A new technique that can remotely locate suspected IED sites over a wide area was developed by U.S. Navy scientists at the Naval Surface Warfare Center Dahlgren Division (NSWCDD). The technique employs airborne polarimetric Synthetic Aperture Radar (SAR), processing multiple polarization analysis at the pixel level, thus providing detailed information from SAR imagery obtained through airborne or satellite surveillance. According to the developers, expected results include improved ability to conduct target detection and discrimination and supporting intelligence analysis. NSWCDD Dr. George Rogers and Houra Rais made the discovery while working on an Office of Naval Research sponsored project. The two scientists were named the two winners of the 2011 NSWCDD ILIR Excellence award.

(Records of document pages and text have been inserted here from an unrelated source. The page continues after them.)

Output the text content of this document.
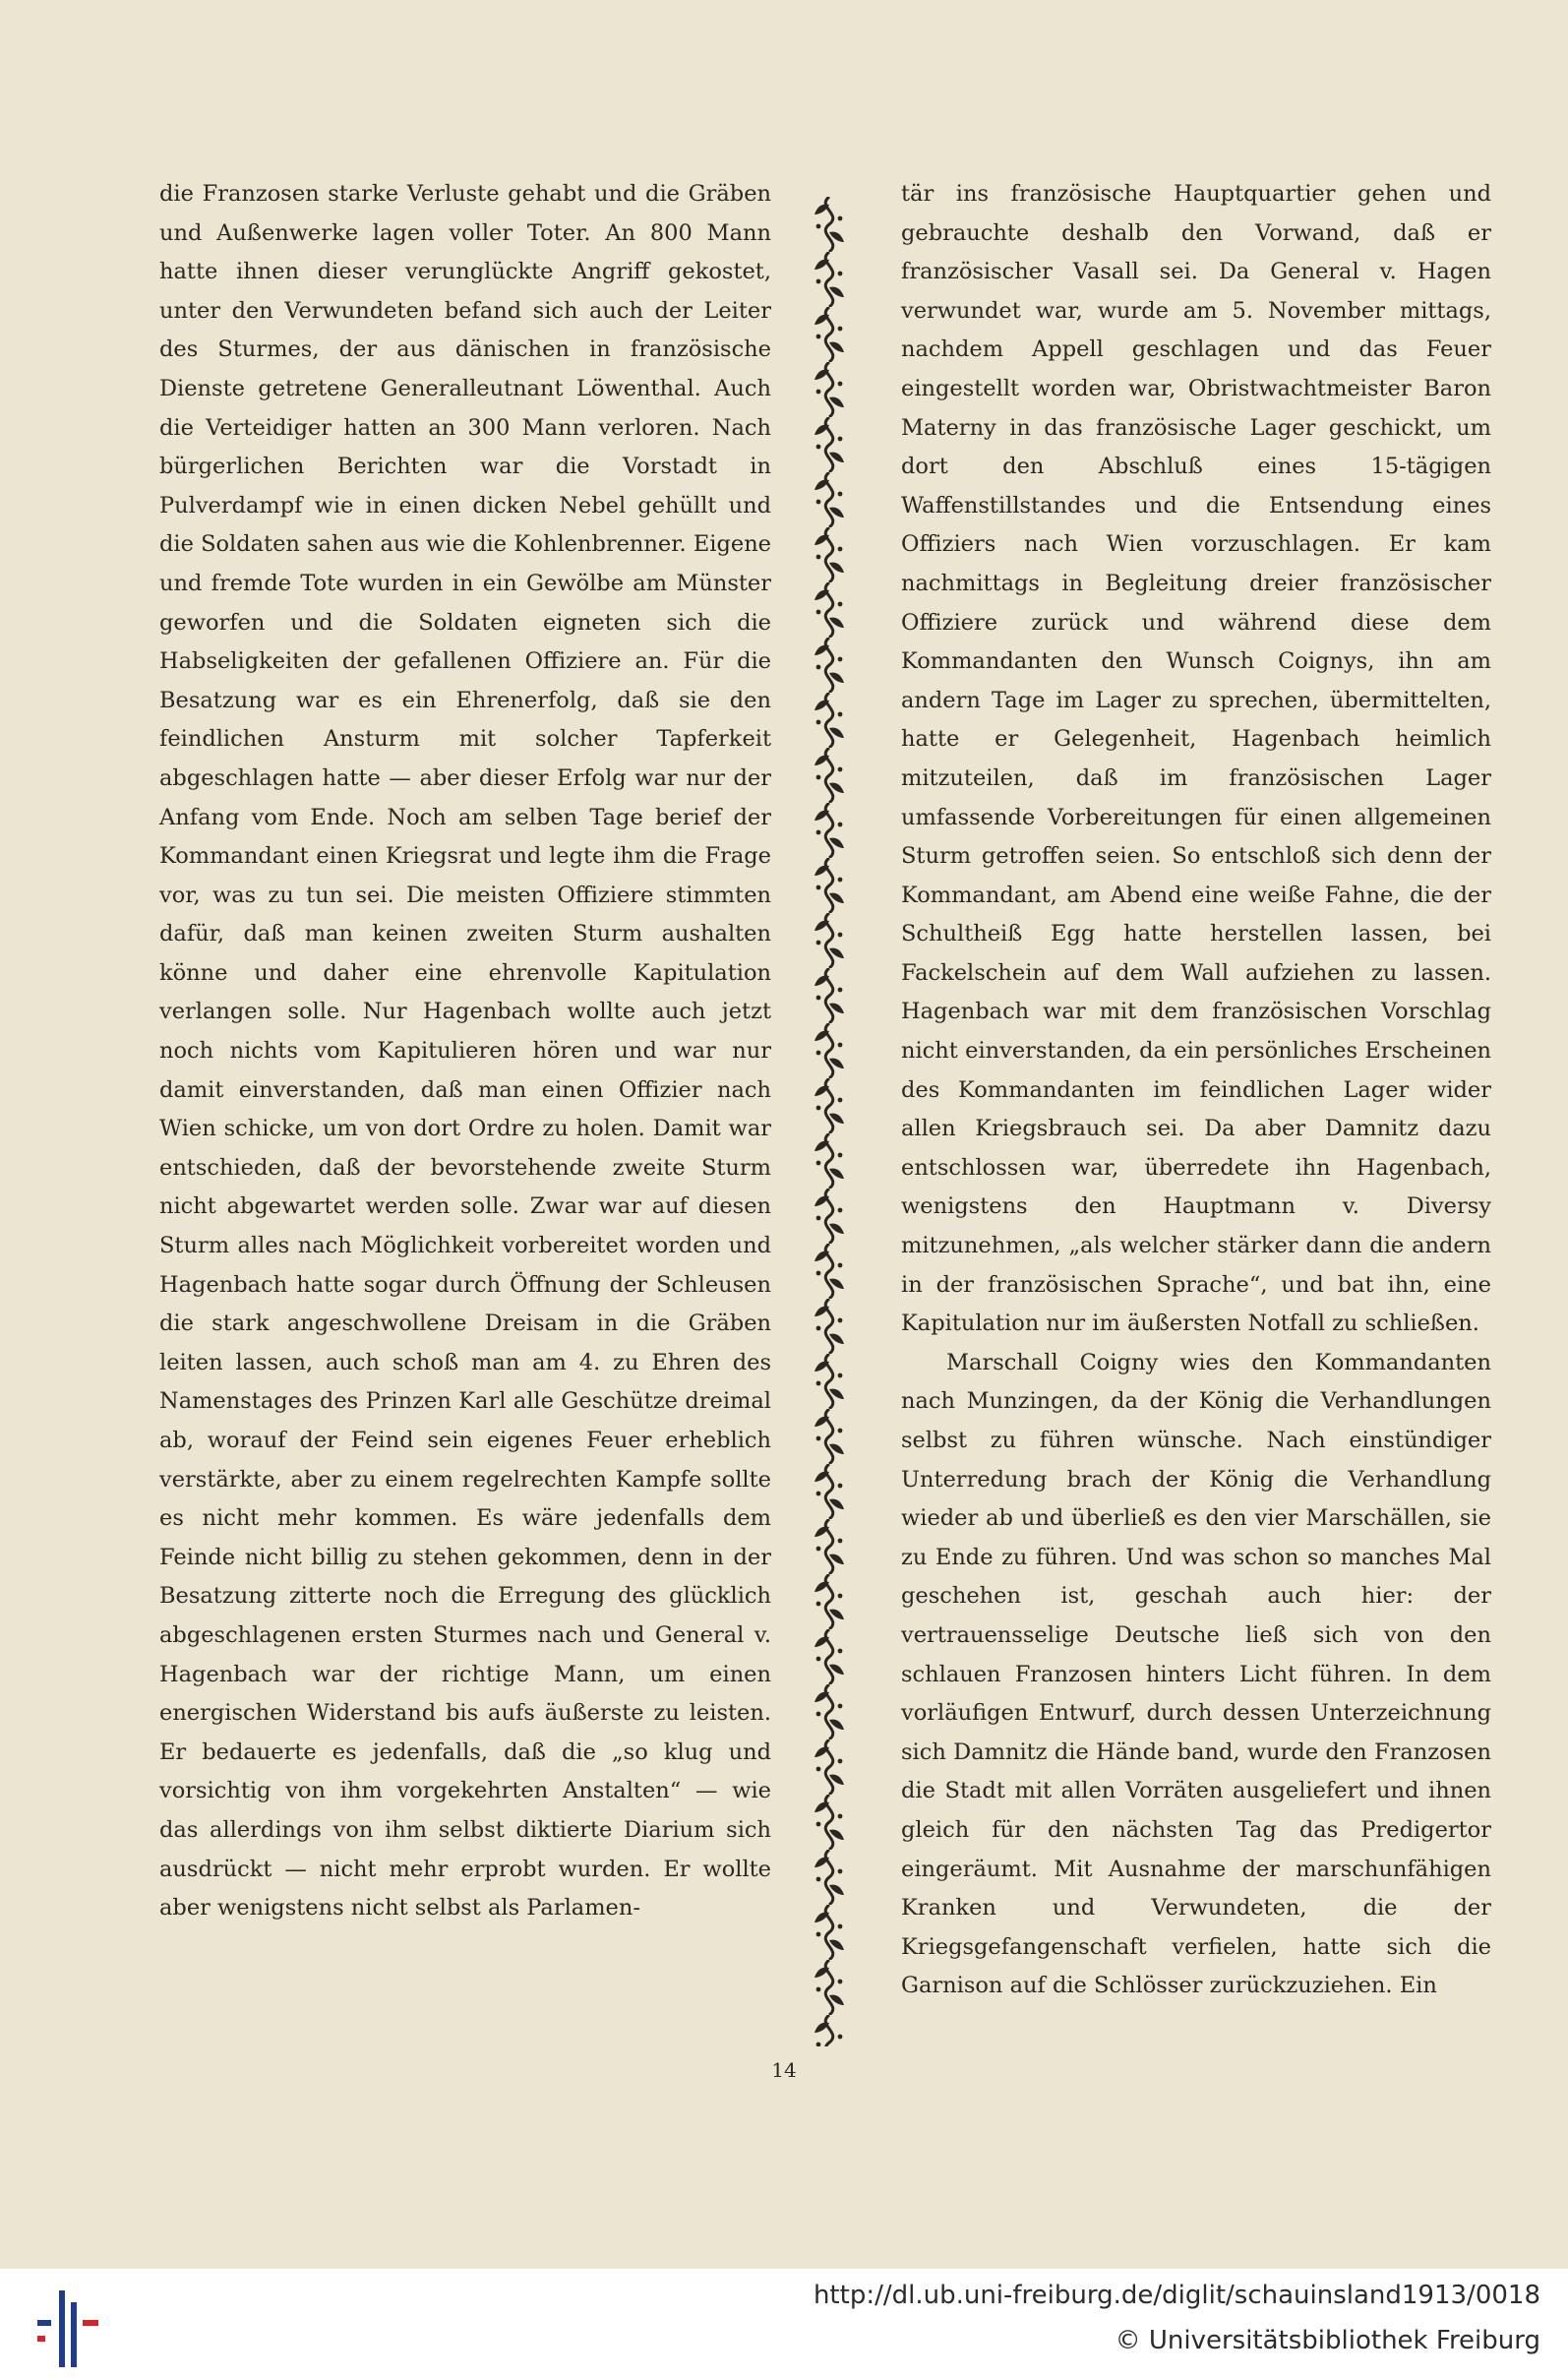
die Franzosen starke Verluste gehabt und die Gräben und Außenwerke lagen voller Toter. An 800 Mann hatte ihnen dieser verunglückte Angriff gekostet, unter den Verwundeten befand sich auch der Leiter des Sturmes, der aus dänischen in französische Dienste getretene Generalleutnant Löwenthal. Auch die Verteidiger hatten an 300 Mann verloren. Nach bürgerlichen Berichten war die Vorstadt in Pulverdampf wie in einen dicken Nebel gehüllt und die Soldaten sahen aus wie die Kohlenbrenner. Eigene und fremde Tote wurden in ein Gewölbe am Münster geworfen und die Soldaten eigneten sich die Habseligkeiten der gefallenen Offiziere an. Für die Besatzung war es ein Ehrenerfolg, daß sie den feindlichen Ansturm mit solcher Tapferkeit abgeschlagen hatte — aber dieser Erfolg war nur der Anfang vom Ende. Noch am selben Tage berief der Kommandant einen Kriegsrat und legte ihm die Frage vor, was zu tun sei. Die meisten Offiziere stimmten dafür, daß man keinen zweiten Sturm aushalten könne und daher eine ehrenvolle Kapitulation verlangen solle. Nur Hagenbach wollte auch jetzt noch nichts vom Kapitulieren hören und war nur damit einverstanden, daß man einen Offizier nach Wien schicke, um von dort Ordre zu holen. Damit war entschieden, daß der bevorstehende zweite Sturm nicht abgewartet werden solle. Zwar war auf diesen Sturm alles nach Möglichkeit vorbereitet worden und Hagenbach hatte sogar durch Öffnung der Schleusen die stark angeschwollene Dreisam in die Gräben leiten lassen, auch schoß man am 4. zu Ehren des Namenstages des Prinzen Karl alle Geschütze dreimal ab, worauf der Feind sein eigenes Feuer erheblich verstärkte, aber zu einem regelrechten Kampfe sollte es nicht mehr kommen. Es wäre jedenfalls dem Feinde nicht billig zu stehen gekommen, denn in der Besatzung zitterte noch die Erregung des glücklich abgeschlagenen ersten Sturmes nach und General v. Hagenbach war der richtige Mann, um einen energischen Widerstand bis aufs äußerste zu leisten. Er bedauerte es jedenfalls, daß die „so klug und vorsichtig von ihm vorgekehrten Anstalten“ — wie das allerdings von ihm selbst diktierte Diarium sich ausdrückt — nicht mehr erprobt wurden. Er wollte aber wenigstens nicht selbst als Parlamen-

tär ins französische Hauptquartier gehen und gebrauchte deshalb den Vorwand, daß er französischer Vasall sei. Da General v. Hagen verwundet war, wurde am 5. November mittags, nachdem Appell geschlagen und das Feuer eingestellt worden war, Obristwachtmeister Baron Materny in das französische Lager geschickt, um dort den Abschluß eines 15-tägigen Waffenstillstandes und die Entsendung eines Offiziers nach Wien vorzuschlagen. Er kam nachmittags in Begleitung dreier französischer Offiziere zurück und während diese dem Kommandanten den Wunsch Coignys, ihn am andern Tage im Lager zu sprechen, übermittelten, hatte er Gelegenheit, Hagenbach heimlich mitzuteilen, daß im französischen Lager umfassende Vorbereitungen für einen allgemeinen Sturm getroffen seien. So entschloß sich denn der Kommandant, am Abend eine weiße Fahne, die der Schultheiß Egg hatte herstellen lassen, bei Fackelschein auf dem Wall aufziehen zu lassen. Hagenbach war mit dem französischen Vorschlag nicht einverstanden, da ein persönliches Erscheinen des Kommandanten im feindlichen Lager wider allen Kriegsbrauch sei. Da aber Damnitz dazu entschlossen war, überredete ihn Hagenbach, wenigstens den Hauptmann v. Diversy mitzunehmen, „als welcher stärker dann die andern in der französischen Sprache“, und bat ihn, eine Kapitulation nur im äußersten Notfall zu schließen.

Marschall Coigny wies den Kommandanten nach Munzingen, da der König die Verhandlungen selbst zu führen wünsche. Nach einstündiger Unterredung brach der König die Verhandlung wieder ab und überließ es den vier Marschällen, sie zu Ende zu führen. Und was schon so manches Mal geschehen ist, geschah auch hier: der vertrauensselige Deutsche ließ sich von den schlauen Franzosen hinters Licht führen. In dem vorläufigen Entwurf, durch dessen Unterzeichnung sich Damnitz die Hände band, wurde den Franzosen die Stadt mit allen Vorräten ausgeliefert und ihnen gleich für den nächsten Tag das Predigertor eingeräumt. Mit Ausnahme der marschunfähigen Kranken und Verwundeten, die der Kriegsgefangenschaft verfielen, hatte sich die Garnison auf die Schlösser zurückzuziehen. Ein

14
http://dl.ub.uni-freiburg.de/diglit/schauinsland1913/0018
© Universitätsbibliothek Freiburg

The two scientists have also studied various aspects of SAR imagery, including applications supporting the location of downed aircraft. Other researchers have already suggested the use of airborne polarimetric radar techniques to search for crash sites in remote areas, with radar surveillance cueing search and rescue teams to possible istes based on radar signals echoed from metal parts characteristic of aircraft segments. hypothetically, similar techniques could be employed for spotting specific metallic elements used in explosive materials. Other algorithms can monitor wide areas for specific and indicative changes over surface areas that seem homogenic.An example of such research was done by Son V. Nghiem,of the University of California, studying multi-polarisation SAR to monitor icing conditions on lakes.
“New detection techniques will lead to enhanced remote sensing capabilities with immediate application to asymmetric operations and battle space awareness in addition to intelligence, surveillance, reconnaissance and targeting applications,” said Rais. According to NSWCDD, the discovery is expected to significantly impact U.S. warfighter’s target detection and discrimination capabilities in measurement and signatures intelligence.